Cain uses Parkinson’s law, which says that work will expand or shrink to fit into the allocated time, to explain the culture of consumerism. Given that people do not have enough time outside their workplaces, they spend exceedingly whenever they get a chance. According to the author, a cultural climate in developed countries would be defined as a socio-economic construct created by big corporations to promote consumerism among people.

The culture of consumerism helps to create humans that are dissatisfied but hopeful people, who are normally uninterested in any meaningful personal development ventures. Such individuals are habitual television watchers, they work full-time, earn good money, indulge in the evening and on weekends, and they are barely getting by (Cain). When people are engulfed by a consumer lifestyle, they become politically involved as a way of influencing market-based institutions to effect social change. For instance, the public would oppose certain politically instigated tax reforms if they affected people’s spending habits.

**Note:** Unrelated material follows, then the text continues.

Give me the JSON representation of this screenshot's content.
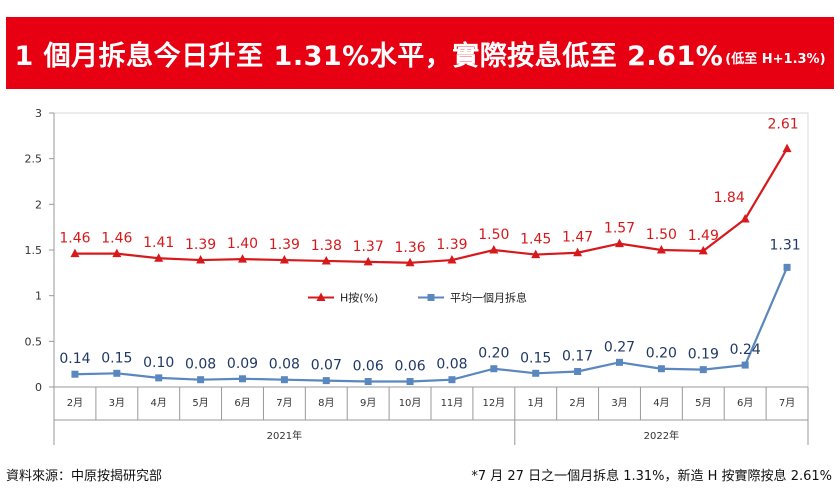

Consumerism is as problematic as suggested by critical theories on the subject. People buy things that add no value to their lives. According to Cain, this behavior is caused by having an unhealthy population. Healthy people do not have the urge to acquire more for their lives to become complete. They are contented and happy with life, and thus they can survive without buying junk or spending their time watching television where they are exposed to unnecessary commercial advertisements.

One indicator of the critical levels of consumerism is the number of useless things that people have bought in the past years. This problematic consumerism supports the economy, which is currently flourishing because people are spending more than ever.

This article is related to the textbook content on public opinion and political culture in America. It complements what is discussed in the textbook by insisting that people are influenced to make certain decisions, whether in political or socio-economic matters. The culture that people propagate is not of their creation – it has been designed in a certain way to favor the main political parties and big corporations. In other words, people’s lifestyles have already been designed to take a certain course.

Work Cited

Cain, David. “Your Lifestyle has Already been Designed.Raptitude, 2014. Web.